A department store occupies the street and Row levels (and the storey above) of Crypt Chambers. Bishop Lloyd's House in Watergate Street has a shop at the street level and above this there are meeting rooms, and the office of Chester Civic Trust.

The former St Michael's Church, which is now a heritage centre, includes part of Bridge Street Row in the lowest stage of its tower. A remaining example of a section of a Row with a building between the walkway and the street is No. 22 Eastgate Street.

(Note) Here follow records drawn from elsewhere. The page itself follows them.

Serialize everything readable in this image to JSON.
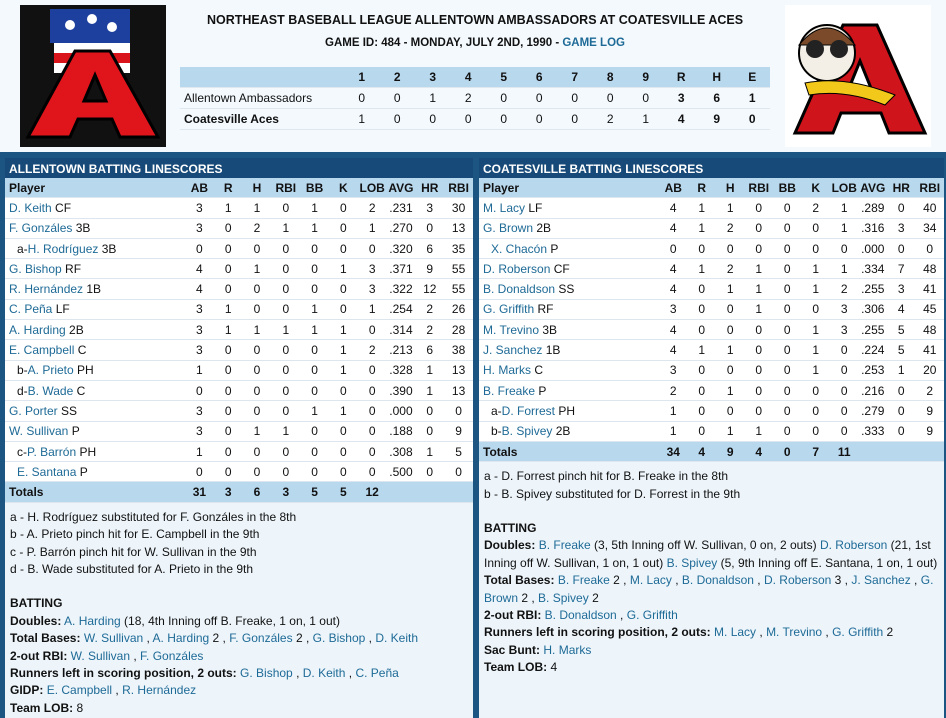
{
  "header": {
    "title": "NORTHEAST BASEBALL LEAGUE ALLENTOWN AMBASSADORS AT COATESVILLE ACES",
    "game_id": "GAME ID: 484 - MONDAY, JULY 2ND, 1990 - ",
    "game_log": "GAME LOG"
  },
  "linescore": {
    "columns": [
      "1",
      "2",
      "3",
      "4",
      "5",
      "6",
      "7",
      "8",
      "9",
      "R",
      "H",
      "E"
    ],
    "rows": [
      {
        "team": "Allentown Ambassadors",
        "cells": [
          "0",
          "0",
          "1",
          "2",
          "0",
          "0",
          "0",
          "0",
          "0",
          "3",
          "6",
          "1"
        ]
      },
      {
        "team": "Coatesville Aces",
        "cells": [
          "1",
          "0",
          "0",
          "0",
          "0",
          "0",
          "0",
          "2",
          "1",
          "4",
          "9",
          "0"
        ]
      }
    ]
  },
  "panels": [
    {
      "title": "ALLENTOWN BATTING LINESCORES",
      "columns": [
        "Player",
        "AB",
        "R",
        "H",
        "RBI",
        "BB",
        "K",
        "LOB",
        "AVG",
        "HR",
        "RBI"
      ],
      "rows": [
        {
          "name": "D. Keith",
          "pos": " CF",
          "stats": [
            "3",
            "1",
            "1",
            "0",
            "1",
            "0",
            "2",
            ".231",
            "3",
            "30"
          ]
        },
        {
          "name": "F. Gonzáles",
          "pos": " 3B",
          "stats": [
            "3",
            "0",
            "2",
            "1",
            "1",
            "0",
            "1",
            ".270",
            "0",
            "13"
          ]
        },
        {
          "prefix": "a-",
          "name": "H. Rodríguez",
          "pos": " 3B",
          "indent": true,
          "stats": [
            "0",
            "0",
            "0",
            "0",
            "0",
            "0",
            "0",
            ".320",
            "6",
            "35"
          ]
        },
        {
          "name": "G. Bishop",
          "pos": " RF",
          "stats": [
            "4",
            "0",
            "1",
            "0",
            "0",
            "1",
            "3",
            ".371",
            "9",
            "55"
          ]
        },
        {
          "name": "R. Hernández",
          "pos": " 1B",
          "stats": [
            "4",
            "0",
            "0",
            "0",
            "0",
            "0",
            "3",
            ".322",
            "12",
            "55"
          ]
        },
        {
          "name": "C. Peña",
          "pos": " LF",
          "stats": [
            "3",
            "1",
            "0",
            "0",
            "1",
            "0",
            "1",
            ".254",
            "2",
            "26"
          ]
        },
        {
          "name": "A. Harding",
          "pos": " 2B",
          "stats": [
            "3",
            "1",
            "1",
            "1",
            "1",
            "1",
            "0",
            ".314",
            "2",
            "28"
          ]
        },
        {
          "name": "E. Campbell",
          "pos": " C",
          "stats": [
            "3",
            "0",
            "0",
            "0",
            "0",
            "1",
            "2",
            ".213",
            "6",
            "38"
          ]
        },
        {
          "prefix": "b-",
          "name": "A. Prieto",
          "pos": " PH",
          "indent": true,
          "stats": [
            "1",
            "0",
            "0",
            "0",
            "0",
            "1",
            "0",
            ".328",
            "1",
            "13"
          ]
        },
        {
          "prefix": "d-",
          "name": "B. Wade",
          "pos": " C",
          "indent": true,
          "stats": [
            "0",
            "0",
            "0",
            "0",
            "0",
            "0",
            "0",
            ".390",
            "1",
            "13"
          ]
        },
        {
          "name": "G. Porter",
          "pos": " SS",
          "stats": [
            "3",
            "0",
            "0",
            "0",
            "1",
            "1",
            "0",
            ".000",
            "0",
            "0"
          ]
        },
        {
          "name": "W. Sullivan",
          "pos": " P",
          "stats": [
            "3",
            "0",
            "1",
            "1",
            "0",
            "0",
            "0",
            ".188",
            "0",
            "9"
          ]
        },
        {
          "prefix": "c-",
          "name": "P. Barrón",
          "pos": " PH",
          "indent": true,
          "stats": [
            "1",
            "0",
            "0",
            "0",
            "0",
            "0",
            "0",
            ".308",
            "1",
            "5"
          ]
        },
        {
          "name": "E. Santana",
          "pos": " P",
          "indent": true,
          "stats": [
            "0",
            "0",
            "0",
            "0",
            "0",
            "0",
            "0",
            ".500",
            "0",
            "0"
          ]
        }
      ],
      "totals": {
        "label": "Totals",
        "stats": [
          "31",
          "3",
          "6",
          "3",
          "5",
          "5",
          "12"
        ]
      },
      "notes": [
        "a - H. Rodríguez substituted for F. Gonzáles in the 8th",
        "b - A. Prieto pinch hit for E. Campbell in the 9th",
        "c - P. Barrón pinch hit for W. Sullivan in the 9th",
        "d - B. Wade substituted for A. Prieto in the 9th"
      ],
      "batting_title": "BATTING",
      "batting": [
        {
          "label": "Doubles:",
          "parts": [
            {
              "link": "A. Harding"
            },
            " (18, 4th Inning off B. Freake, 1 on, 1 out)"
          ]
        },
        {
          "label": "Total Bases:",
          "parts": [
            {
              "link": "W. Sullivan"
            },
            " , ",
            {
              "link": "A. Harding"
            },
            " 2 , ",
            {
              "link": "F. Gonzáles"
            },
            " 2 , ",
            {
              "link": "G. Bishop"
            },
            " , ",
            {
              "link": "D. Keith"
            }
          ]
        },
        {
          "label": "2-out RBI:",
          "parts": [
            {
              "link": "W. Sullivan"
            },
            " , ",
            {
              "link": "F. Gonzáles"
            }
          ]
        },
        {
          "label": "Runners left in scoring position, 2 outs:",
          "parts": [
            {
              "link": "G. Bishop"
            },
            " , ",
            {
              "link": "D. Keith"
            },
            " , ",
            {
              "link": "C. Peña"
            }
          ]
        },
        {
          "label": "GIDP:",
          "parts": [
            {
              "link": "E. Campbell"
            },
            " , ",
            {
              "link": "R. Hernández"
            }
          ]
        },
        {
          "label": "Team LOB:",
          "parts": [
            "8"
          ]
        }
      ]
    },
    {
      "title": "COATESVILLE BATTING LINESCORES",
      "columns": [
        "Player",
        "AB",
        "R",
        "H",
        "RBI",
        "BB",
        "K",
        "LOB",
        "AVG",
        "HR",
        "RBI"
      ],
      "rows": [
        {
          "name": "M. Lacy",
          "pos": " LF",
          "stats": [
            "4",
            "1",
            "1",
            "0",
            "0",
            "2",
            "1",
            ".289",
            "0",
            "40"
          ]
        },
        {
          "name": "G. Brown",
          "pos": " 2B",
          "stats": [
            "4",
            "1",
            "2",
            "0",
            "0",
            "0",
            "1",
            ".316",
            "3",
            "34"
          ]
        },
        {
          "name": "X. Chacón",
          "pos": " P",
          "indent": true,
          "stats": [
            "0",
            "0",
            "0",
            "0",
            "0",
            "0",
            "0",
            ".000",
            "0",
            "0"
          ]
        },
        {
          "name": "D. Roberson",
          "pos": " CF",
          "stats": [
            "4",
            "1",
            "2",
            "1",
            "0",
            "1",
            "1",
            ".334",
            "7",
            "48"
          ]
        },
        {
          "name": "B. Donaldson",
          "pos": " SS",
          "stats": [
            "4",
            "0",
            "1",
            "1",
            "0",
            "1",
            "2",
            ".255",
            "3",
            "41"
          ]
        },
        {
          "name": "G. Griffith",
          "pos": " RF",
          "stats": [
            "3",
            "0",
            "0",
            "1",
            "0",
            "0",
            "3",
            ".306",
            "4",
            "45"
          ]
        },
        {
          "name": "M. Trevino",
          "pos": " 3B",
          "stats": [
            "4",
            "0",
            "0",
            "0",
            "0",
            "1",
            "3",
            ".255",
            "5",
            "48"
          ]
        },
        {
          "name": "J. Sanchez",
          "pos": " 1B",
          "stats": [
            "4",
            "1",
            "1",
            "0",
            "0",
            "1",
            "0",
            ".224",
            "5",
            "41"
          ]
        },
        {
          "name": "H. Marks",
          "pos": " C",
          "stats": [
            "3",
            "0",
            "0",
            "0",
            "0",
            "1",
            "0",
            ".253",
            "1",
            "20"
          ]
        },
        {
          "name": "B. Freake",
          "pos": " P",
          "stats": [
            "2",
            "0",
            "1",
            "0",
            "0",
            "0",
            "0",
            ".216",
            "0",
            "2"
          ]
        },
        {
          "prefix": "a-",
          "name": "D. Forrest",
          "pos": " PH",
          "indent": true,
          "stats": [
            "1",
            "0",
            "0",
            "0",
            "0",
            "0",
            "0",
            ".279",
            "0",
            "9"
          ]
        },
        {
          "prefix": "b-",
          "name": "B. Spivey",
          "pos": " 2B",
          "indent": true,
          "stats": [
            "1",
            "0",
            "1",
            "1",
            "0",
            "0",
            "0",
            ".333",
            "0",
            "9"
          ]
        }
      ],
      "totals": {
        "label": "Totals",
        "stats": [
          "34",
          "4",
          "9",
          "4",
          "0",
          "7",
          "11"
        ]
      },
      "notes": [
        "a - D. Forrest pinch hit for B. Freake in the 8th",
        "b - B. Spivey substituted for D. Forrest in the 9th"
      ],
      "batting_title": "BATTING",
      "batting": [
        {
          "label": "Doubles:",
          "parts": [
            {
              "link": "B. Freake"
            },
            " (3, 5th Inning off W. Sullivan, 0 on, 2 outs) ",
            {
              "link": "D. Roberson"
            },
            " (21, 1st Inning off W. Sullivan, 1 on, 1 out) ",
            {
              "link": "B. Spivey"
            },
            " (5, 9th Inning off E. Santana, 1 on, 1 out)"
          ]
        },
        {
          "label": "Total Bases:",
          "parts": [
            {
              "link": "B. Freake"
            },
            " 2 , ",
            {
              "link": "M. Lacy"
            },
            " , ",
            {
              "link": "B. Donaldson"
            },
            " , ",
            {
              "link": "D. Roberson"
            },
            " 3 , ",
            {
              "link": "J. Sanchez"
            },
            " , ",
            {
              "link": "G. Brown"
            },
            " 2 , ",
            {
              "link": "B. Spivey"
            },
            " 2"
          ]
        },
        {
          "label": "2-out RBI:",
          "parts": [
            {
              "link": "B. Donaldson"
            },
            " , ",
            {
              "link": "G. Griffith"
            }
          ]
        },
        {
          "label": "Runners left in scoring position, 2 outs:",
          "parts": [
            {
              "link": "M. Lacy"
            },
            " , ",
            {
              "link": "M. Trevino"
            },
            " , ",
            {
              "link": "G. Griffith"
            },
            " 2"
          ]
        },
        {
          "label": "Sac Bunt:",
          "parts": [
            {
              "link": "H. Marks"
            }
          ]
        },
        {
          "label": "Team LOB:",
          "parts": [
            "4"
          ]
        }
      ]
    }
  ]
}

Since 1995 access to the Rows has been improved by a pedestrianisation scheme, which affects all the streets containing Rows. Most vehicles are prohibited from using the area between 08:00 and 18:00, although unloading is allowed until 10:30 and from 16:30.

Chester Rows are a major tourist attraction in the city because of their unique nature, their attractive appearance and the covered shopping they provide.

On 7 July 2010 it was announced that Chester Rows were being considered as an applicant for the new United Kingdom Tentative List for World Heritage status by the Department of Culture, Media and Sport. This was a campaign pledge by local MP Samantha Dixon in her campaign in the 2022 City of Chester by-election.